爐子便是有個小桌,桌上有菜板有刀,還有些簡單的調料。歸攏到一起,就算是廚房了。
「別忙活了,我這次只是路過牡丹江,有兩件事要和你說。」
「說完我就得走了!」
將楊貴珍叫回來後,許昌傑的面色瞬地嚴肅了起來,顯然是他接下來要說的事很是重要。
「一件是『塵埃』同志反應的小本子春季計劃的事。」
「根據抗聯司令部的消息,小本子確實要在春季,對牡丹江地區進行一次大規模的軍事行動。但是司令部也沒有,關於這才計劃的詳細信息。」
「經過司令部的會議決定,將獲取情報的行動,定為早春計劃!」
「整個計劃以『塵埃』同志為主導,你來配合『塵埃』同志的工作。整個牡丹江地下組織,要盡最大的力量配合『塵埃』同志的工作。」
許昌傑說著,從懷裡掏出了一個信封,擺在了面前的桌子上。
「楊貴珍同志,這是下一批要來牡丹江的同志名單,裡面還有詳細的個人資料,以及對應的接頭暗號。」
「這些人會在年三十之後,分批次的來到牡丹江。另外,這裡面還有一個名叫石耀文的人,是個懂工廠管理的人才。」
「你上次說的棉服廠的事,等接手之後,可以讓他來管理。」
楊貴珍聽著許昌傑交代下來的任務,神情嚴肅。
「請副隊長同志放心,我一定盡最大的努力,去配合『塵埃』同志的工作。」
「便是以犧牲我的生命為代價,我也會配合『塵埃』同志,獲取到本子的春季計劃。」
「同時,我也會盡全力保護『塵埃』同志的安全。
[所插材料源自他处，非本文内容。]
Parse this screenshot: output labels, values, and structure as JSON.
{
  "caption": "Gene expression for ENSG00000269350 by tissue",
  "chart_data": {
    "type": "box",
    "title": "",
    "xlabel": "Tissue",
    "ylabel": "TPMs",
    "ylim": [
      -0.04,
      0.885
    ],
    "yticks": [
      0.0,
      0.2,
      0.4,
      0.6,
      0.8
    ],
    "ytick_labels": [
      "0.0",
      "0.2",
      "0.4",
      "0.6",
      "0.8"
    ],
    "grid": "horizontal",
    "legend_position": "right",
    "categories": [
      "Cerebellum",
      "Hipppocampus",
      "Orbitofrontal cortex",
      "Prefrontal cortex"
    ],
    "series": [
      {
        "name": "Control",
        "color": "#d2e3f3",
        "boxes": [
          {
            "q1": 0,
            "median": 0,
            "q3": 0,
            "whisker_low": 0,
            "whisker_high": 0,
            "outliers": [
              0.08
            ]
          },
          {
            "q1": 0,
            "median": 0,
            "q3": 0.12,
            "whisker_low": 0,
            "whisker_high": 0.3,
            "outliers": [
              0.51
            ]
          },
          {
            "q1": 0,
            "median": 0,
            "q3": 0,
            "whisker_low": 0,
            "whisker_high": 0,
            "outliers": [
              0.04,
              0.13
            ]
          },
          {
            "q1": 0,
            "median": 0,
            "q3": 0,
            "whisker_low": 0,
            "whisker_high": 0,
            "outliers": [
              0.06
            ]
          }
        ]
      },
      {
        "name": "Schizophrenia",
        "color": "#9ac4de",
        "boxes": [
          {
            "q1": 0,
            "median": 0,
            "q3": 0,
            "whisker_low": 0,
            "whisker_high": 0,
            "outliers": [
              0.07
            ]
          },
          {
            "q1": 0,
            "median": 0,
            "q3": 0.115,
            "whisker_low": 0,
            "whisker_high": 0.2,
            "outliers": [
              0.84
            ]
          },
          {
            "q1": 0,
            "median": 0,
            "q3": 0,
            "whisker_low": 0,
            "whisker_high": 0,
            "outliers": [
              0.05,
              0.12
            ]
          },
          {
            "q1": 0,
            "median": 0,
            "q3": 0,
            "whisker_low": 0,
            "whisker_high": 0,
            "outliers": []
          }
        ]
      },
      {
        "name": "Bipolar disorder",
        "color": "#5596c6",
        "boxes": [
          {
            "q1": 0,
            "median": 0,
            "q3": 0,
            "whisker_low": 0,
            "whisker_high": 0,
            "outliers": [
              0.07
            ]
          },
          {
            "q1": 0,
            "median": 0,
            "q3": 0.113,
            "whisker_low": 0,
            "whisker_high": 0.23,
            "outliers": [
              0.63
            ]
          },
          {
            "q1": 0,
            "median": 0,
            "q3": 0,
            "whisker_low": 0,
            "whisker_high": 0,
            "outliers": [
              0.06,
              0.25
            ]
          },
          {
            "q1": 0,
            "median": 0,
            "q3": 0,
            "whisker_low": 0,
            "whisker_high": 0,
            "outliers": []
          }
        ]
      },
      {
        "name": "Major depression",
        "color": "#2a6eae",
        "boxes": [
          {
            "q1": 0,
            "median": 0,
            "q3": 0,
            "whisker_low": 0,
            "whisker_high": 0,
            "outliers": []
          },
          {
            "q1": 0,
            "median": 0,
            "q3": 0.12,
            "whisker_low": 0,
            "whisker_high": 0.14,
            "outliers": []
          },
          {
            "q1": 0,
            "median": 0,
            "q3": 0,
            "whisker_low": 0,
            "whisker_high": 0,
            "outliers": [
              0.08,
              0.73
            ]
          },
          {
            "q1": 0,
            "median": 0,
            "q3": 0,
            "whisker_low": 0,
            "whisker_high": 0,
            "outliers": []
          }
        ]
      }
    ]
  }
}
」
「胡鬧!」
見楊貴珍要以自己的生命為代價,許昌傑抬手拍了一下桌子。
「不要動不動就犧牲生命!每個人的生命都是很寶貴的,你是從事地下工作的,不能動不動就拿生命來開玩笑!」
被許昌傑再次開口訓斥的楊貴珍,朝著許昌傑長了長嘴,想要說些什麼。
楊貴珍很想將小年那天的刺殺行動,說出來,哪怕是被許昌傑在訓斥一通。可轉念間,又將到嘴邊了的話咽了回去。
一副欲言又止的樣子,看在許昌傑眼裡,不由皺起了眉頭。
「楊貴珍同志,是有什麼話要說嗎?」
楊貴珍沉寂了一會兒,搖了搖頭。